School of Biological Sciences, Nanyang Technological University, Singapore, 637551, Singapore.
NTU Institute of Structural Biology, Nanyang Technological University, Singapore, 636921, Singapore.
Nat Commun. 2018 Nov 26;9(1):4993. doi: 10.1038/s41467-018-07447-9.
Signals arising from bacterial infections are detected by pathogen recognition receptors (PRRs) and are transduced by specialized adapter proteins in mammalian cells. The Receptor-interacting-serine/threonine-protein kinase 2 (RIPK2 or RIP2) is such an adapter protein that is critical for signal propagation of the Nucleotide-binding-oligomerization-domain-containing proteins 1/2 (NOD1 and NOD2). Dysregulation of this signaling pathway leads to defects in bacterial detection and in some cases autoimmune diseases. Here, we show that the Caspase-activation-and-recruitment-domain (CARD) of RIP2 (RIP2-CARD) forms oligomeric structures upon stimulation by either NOD1-CARD or NOD2-2CARD. We reconstitute this complex, termed the RIPosome in vitro and solve the cryo-EM filament structure of the active RIP2-CARD complex at 4.1 Å resolution. The structure suggests potential mechanisms by which CARD domains from NOD1 and NOD2 initiate the oligomerization process of RIP2-CARD. Together with structure guided mutagenesis experiments at the CARD-CARD interfaces, we demonstrate molecular mechanisms how RIP2 is activated and self-propagating such signal.
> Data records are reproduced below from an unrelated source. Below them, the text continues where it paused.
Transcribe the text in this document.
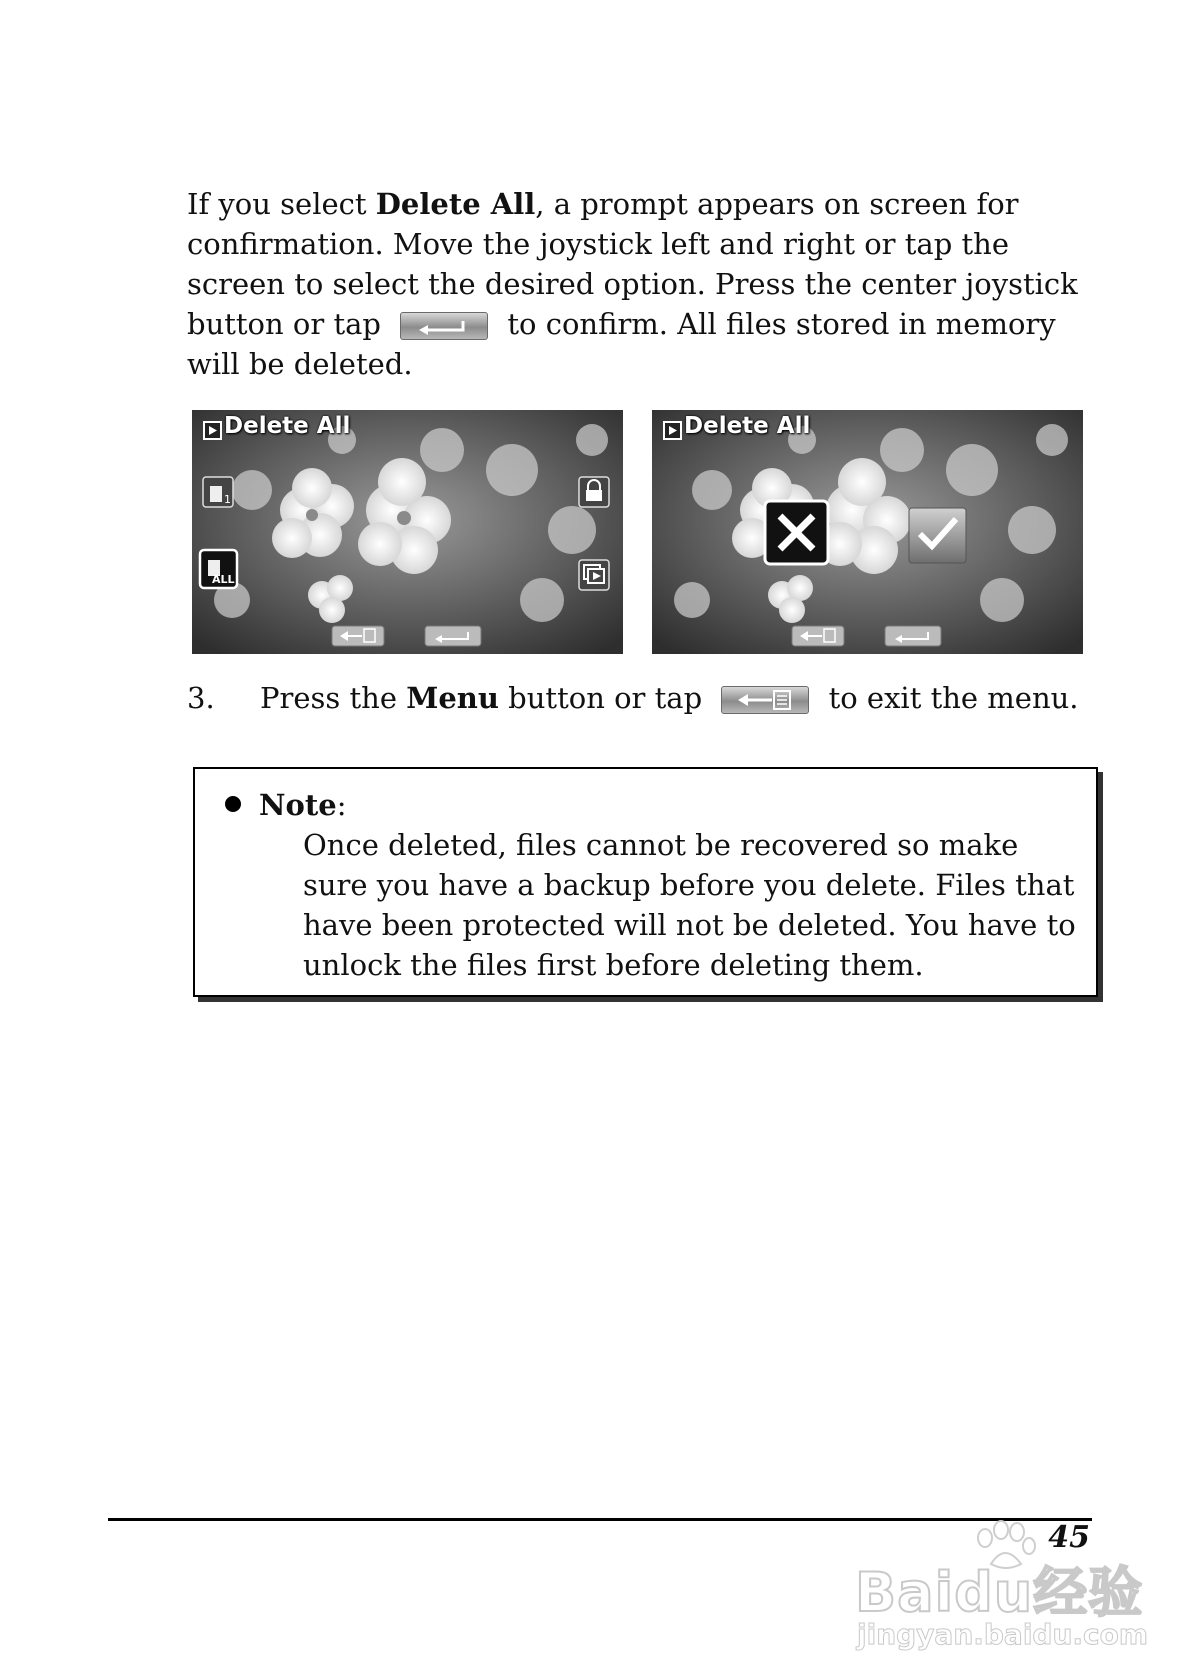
If you select Delete All, a prompt appears on screen for confirmation. Move the joystick left and right or tap the screen to select the desired option. Press the center joystick button or tap	to confirm. All files stored in memory will be deleted.

1
ALL
Delete All	Delete All
3. Press the Menu button or tap	to exit the menu.
Note:
Once deleted, files cannot be recovered so make sure you have a backup before you delete. Files that have been protected will not be deleted. You have to unlock the files first before deleting them.
Baidu经验
jingyan.baidu.com
45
细菌感染产生的信号被病原体识别受体 (PRRs) 检测,并在哺乳动物细胞中被专门的衔接蛋白转导。受体相互作用丝氨酸/苏氨酸蛋白激酶 2 (RIPK2 或 RIP2) 就是这样一种衔接蛋白,它是核苷酸结合寡聚化结构域蛋白 1/2 (NOD1 和 NOD2) 信号转导的关键。该信号通路的失调导致细菌检测缺陷,并在某些情况下导致自身免疫性疾病。在这里,我们表明 RIP2 的 Caspase-activation-and-recruitment-domain (CARD) (RIP2-CARD) 在受到 NOD1-CARD 或 NOD2-2CARD 的刺激时会形成寡聚体结构。我们在体外重新构建了这个复合物,称为 RIPosome,并解决了活性 RIP2-CARD 复合物的 cryo-EM 丝状结构,分辨率为 4.1 Å。该结构提出了 NOD1 和 NOD2 的 CARD 结构域如何启动 RIP2-CARD 寡聚化过程的潜在机制。结合 CARD-CARD 界面的结构引导突变实验,我们证明了 RIP2 如何被激活并自我传播这种信号的分子机制。